La condamnation du diesel, une grossière erreur ?

Les prix des carburants à la pompe, mais aussi du fuel domestique, s’envolent. La politique énergétique du gouvernement se trouve en prise avec tout un ensemble de problèmes qui rendent sa définition difficile : montée du prix du brut, engagements internationaux de diminution des effets de serre, renouvellement du parc automobile, lutte contre la pollution urbaine. De sorte qu’en ce moment, les Français se voient tout à la fois imposer une envolée des taxes, prévue pour diminuer la consommation mais d’autant plus insupportable que le brut s’envole lui aussi, en même temps que, contradictoirement, une forte incitation à dépenser pour l’achat de véhicules neufs (primes à la casse), sans oublier la promesse d’instaurer des péages urbains. Les Français ne comprennent pas et les protestations grandissent, surtout quand ils découvrent à quoi servent les taxes. Et d’autant plus que le diesel apparaît comme le bouc émissaire d’une problématique non résolue. Le gouvernement ne se fourvoie-t-il pas ?

Nous avons il y a quelques semaines dans ces colonnes, alerté les lecteurs sur le caractère bientôt insupportable de l’envolée des taxes sur les carburants et la TICPE en particulier, qui atteignent maintenant les deux-tiers du prix total du produit. De fait, les protestations montent en flèche sur les réseaux sociaux. Voici une pétition, parmi beaucoup d’autres, lancée par une habitante de Seine-et-Marne, étudiée dans un article du Parisien et bien significative.
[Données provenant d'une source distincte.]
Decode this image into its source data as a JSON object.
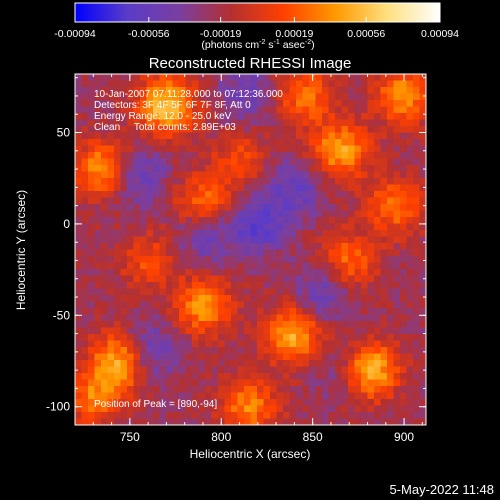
{
  "colorbar": {
    "tick_labels": [
      "-0.00094",
      "-0.00056",
      "-0.00019",
      "0.00019",
      "0.00056",
      "0.00094"
    ],
    "unit_label_parts": [
      "(photons cm",
      "-2",
      " s",
      "-1",
      " asec",
      "-2",
      ")"
    ],
    "range": [
      -0.00094,
      0.00094
    ],
    "colormap_stops": [
      "#0000ff",
      "#5a3cc8",
      "#7a3fa0",
      "#b43030",
      "#ff4000",
      "#ff9a00",
      "#ffe080",
      "#ffffff"
    ]
  },
  "chart_data": {
    "type": "heatmap",
    "title": "Reconstructed RHESSI Image",
    "xlabel": "Heliocentric X (arcsec)",
    "ylabel": "Heliocentric Y (arcsec)",
    "xlim": [
      720,
      912
    ],
    "ylim": [
      -110,
      82
    ],
    "x_ticks": [
      750,
      800,
      850,
      900
    ],
    "y_ticks": [
      50,
      0,
      -50,
      -100
    ],
    "annotations": [
      "10-Jan-2007 07:11:28.000 to 07:12:36.000",
      "Detectors: 3F 4F 5F 6F 7F 8F, Att 0",
      "Energy Range: 12.0 - 25.0 keV",
      "Clean     Total counts: 2.89E+03"
    ],
    "peak_label": "Position of Peak = [890,-94]",
    "peak": [
      890,
      -94
    ],
    "hotspots": [
      {
        "x": 880,
        "y": -80,
        "value": 0.00094
      },
      {
        "x": 840,
        "y": -60,
        "value": 0.0007
      },
      {
        "x": 770,
        "y": 65,
        "value": 0.0008
      },
      {
        "x": 735,
        "y": 30,
        "value": 0.0006
      },
      {
        "x": 745,
        "y": -75,
        "value": 0.00075
      },
      {
        "x": 790,
        "y": -45,
        "value": 0.0006
      },
      {
        "x": 865,
        "y": 40,
        "value": 0.00065
      },
      {
        "x": 895,
        "y": 10,
        "value": 0.0005
      },
      {
        "x": 790,
        "y": 10,
        "value": 0.00055
      },
      {
        "x": 730,
        "y": -95,
        "value": 0.0005
      },
      {
        "x": 845,
        "y": 70,
        "value": 0.0005
      },
      {
        "x": 815,
        "y": -100,
        "value": 0.00055
      },
      {
        "x": 900,
        "y": 70,
        "value": 0.0006
      },
      {
        "x": 810,
        "y": 35,
        "value": 0.00035
      },
      {
        "x": 760,
        "y": -20,
        "value": 0.00035
      },
      {
        "x": 870,
        "y": -20,
        "value": 0.00045
      }
    ],
    "coldspots": [
      {
        "x": 820,
        "y": 0,
        "value": -0.00045
      },
      {
        "x": 760,
        "y": -70,
        "value": -0.00045
      },
      {
        "x": 790,
        "y": -5,
        "value": -0.0004
      },
      {
        "x": 840,
        "y": 20,
        "value": -0.00035
      },
      {
        "x": 855,
        "y": -40,
        "value": -0.00035
      },
      {
        "x": 870,
        "y": -80,
        "value": -0.0004
      },
      {
        "x": 815,
        "y": 70,
        "value": -0.0003
      },
      {
        "x": 755,
        "y": 25,
        "value": -0.00035
      }
    ]
  },
  "footer": {
    "date": "5-May-2022 11:48"
  }
}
« Quand j’ai vu mon plein passer de 45 à 70 euros, dit cette habitante, j’ai cherché à savoir de quoi était composé ce prix, explique la jeune femme de 32 ans. Je me suis rendu compte que le gouvernement pouvait agir en baissant les taxes. C’est donc ce que je lui demande. »  « On m’a dit il y a quelques années d’acheter une voiture diesel moins polluante et, maintenant, on nous dit le contraire. Je sens le ras-le-bol monter. » Et elle s’interroge ainsi : « Il est tout à fait honorable de chercher des solutions contre la pollution, mais la hausse des taxes n’en est pas une ! Et d’ailleurs, que financent-elles exactement ? » s’interroge-t-elle. « Plutôt de viser le portefeuille des conducteurs, elle souhaite que soient encouragés les biocarburants, les véhicules électriques ou le télétravail », ajoute le quotidien.

Plusieurs sujets sont concernés, qu’il nous faut approfondir :

- Les taxes vertes sont ou seront-elles supportables ?
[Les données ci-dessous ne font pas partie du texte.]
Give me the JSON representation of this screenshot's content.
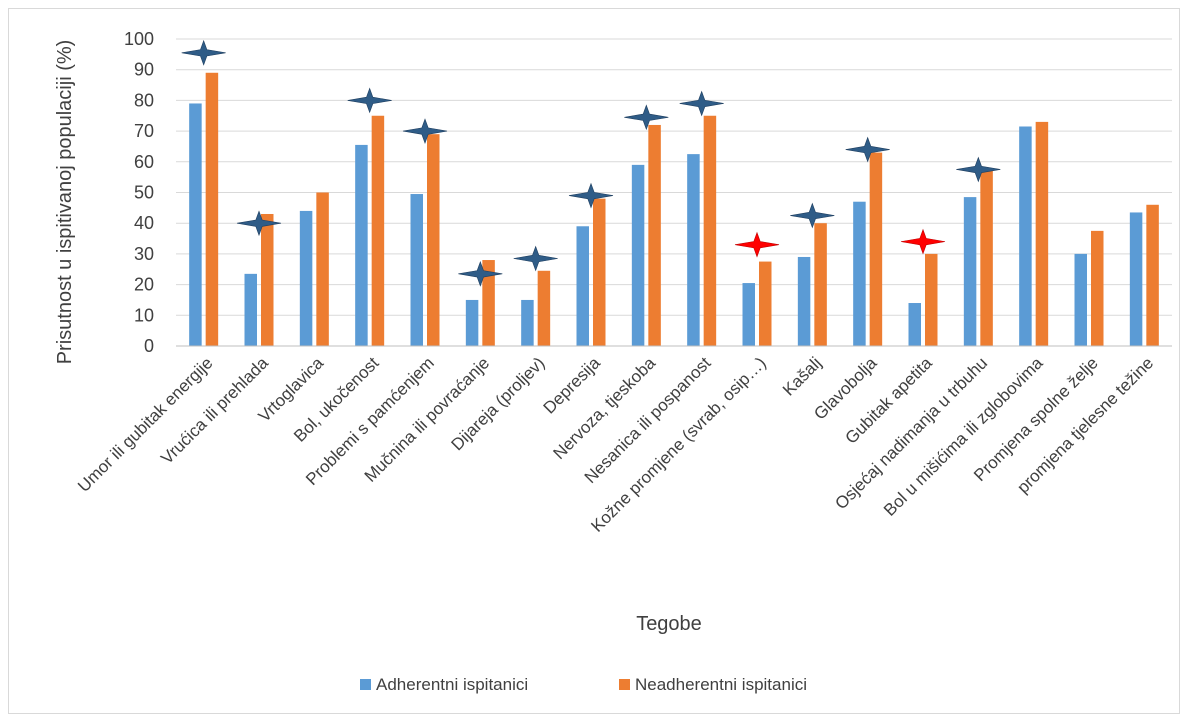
{
  "chart_data": {
    "type": "bar",
    "title": "",
    "xlabel": "Tegobe",
    "ylabel": "Prisutnost u ispitivanoj populaciji (%)",
    "ylim": [
      0,
      100
    ],
    "yticks": [
      0,
      10,
      20,
      30,
      40,
      50,
      60,
      70,
      80,
      90,
      100
    ],
    "grid": true,
    "legend_position": "bottom",
    "categories": [
      "Umor ili gubitak energije",
      "Vrućica ili prehlada",
      "Vrtoglavica",
      "Bol, ukočenost",
      "Problemi s pamćenjem",
      "Mučnina ili povraćanje",
      "Dijareja (proljev)",
      "Depresija",
      "Nervoza, tjeskoba",
      "Nesanica ili pospanost",
      "Kožne promjene (svrab, osip…)",
      "Kašalj",
      "Glavobolja",
      "Gubitak apetita",
      "Osjećaj nadimanja u trbuhu",
      "Bol u mišićima ili zglobovima",
      "Promjena spolne želje",
      "promjena tjelesne težine"
    ],
    "series": [
      {
        "name": "Adherentni ispitanici",
        "color": "#5b9bd5",
        "values": [
          79,
          23.5,
          44,
          65.5,
          49.5,
          15,
          15,
          39,
          59,
          62.5,
          20.5,
          29,
          47,
          14,
          48.5,
          71.5,
          30,
          43.5
        ]
      },
      {
        "name": "Neadherentni ispitanici",
        "color": "#ed7d31",
        "values": [
          89,
          43,
          50,
          75,
          69,
          28,
          24.5,
          48,
          72,
          75,
          27.5,
          40,
          63,
          30,
          57.5,
          73,
          37.5,
          46
        ]
      }
    ],
    "markers": [
      {
        "category": 0,
        "value": 95.5,
        "color": "#2f5c87"
      },
      {
        "category": 1,
        "value": 40,
        "color": "#2f5c87"
      },
      {
        "category": 3,
        "value": 80,
        "color": "#2f5c87"
      },
      {
        "category": 4,
        "value": 70,
        "color": "#2f5c87"
      },
      {
        "category": 5,
        "value": 23.5,
        "color": "#2f5c87"
      },
      {
        "category": 6,
        "value": 28.5,
        "color": "#2f5c87"
      },
      {
        "category": 7,
        "value": 49,
        "color": "#2f5c87"
      },
      {
        "category": 8,
        "value": 74.5,
        "color": "#2f5c87"
      },
      {
        "category": 9,
        "value": 79,
        "color": "#2f5c87"
      },
      {
        "category": 10,
        "value": 33,
        "color": "#ff0000"
      },
      {
        "category": 11,
        "value": 42.5,
        "color": "#2f5c87"
      },
      {
        "category": 12,
        "value": 64,
        "color": "#2f5c87"
      },
      {
        "category": 13,
        "value": 34,
        "color": "#ff0000"
      },
      {
        "category": 14,
        "value": 57.5,
        "color": "#2f5c87"
      }
    ],
    "gridline_color": "#d9d9d9",
    "axis_color": "#bfbfbf"
  }
}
- Sont-elles utiles en rapport avec la lutte contre le réchauffement climatique et la pollution, et quid de la distinction entre essence et gazole ?

-  A quoi le produit de ces taxes est-il utilisé ?

-  Que penser des primes à la conversion et à la casse dans ce contexte ?

Les taxes vertes ne seront vraisemblablement pas supportables –ni justes- dans un avenir proche

En 2013, la TICPE s’élevait à 42,8 centimes sur le gazole et 60,7 centimes sur le super sans plomb 95. En 2018, ces prix sont respectivement de 59,4 et 68,3 centimes. L’année prochaine, il est prévu que le litre de gazole augmente de 6,5 centimes, et celui du super de 2,9 centimes ? Mais il faut remarquer que d’ores-et-déjà une partie importante des distributeurs vend le gazole plus cher que le super 95. En 2022, l’augmentation devrait être, par rapport à 2017, de 12,73 centimes pour le litre d’essence et de 25,16 centimes pour le litre de super 95, soit au total pour la CCE (Contribution climat énergie, TICGN, (gaz naturel) compris) une augmentation de 15,4 milliards sur ces cinq années. C’est beaucoup trop.

Il faut ajouter que le taux réduit de la TICPE sur le gazole non routier sera par ailleurs supprimé pour les entreprises du secteur industriel et du bâtiment, et que le crédit d’impôt sur la transition écologique (CITE), qui permettait notamment de financer l’isolation d’un logement, sera revu à la baisse.

Le caractère supportable de ces augmentations dépend aussi beaucoup de l’évolution du prix du brut. C’est d’ailleurs la modération de ce dernier depuis 2015 qui avait masqué l’augmentation des taxes (qui sont indépendantes de l’évolution du prix du brut). Mais, actuellement autour de 80 dollars, un prix de 100 dollars, fortement envisagé, compliquerait encore la donne[1].

Le caractère injuste de ces augmentations doit aussi être souligné, car les Français sont loin d’être égaux devant l’usage de l’automobile, comme devant l’utilisation du fuel domestique. Les citadins disposent le plus souvent de transports en commun, alors que les ruraux ont un besoin quotidien de leur automobile, souvent une par personne ; les habitants du Nord de la France ont un besoin de se chauffer plus important que les méditerranéens. Ces besoins sont bien entendu irrépressibles.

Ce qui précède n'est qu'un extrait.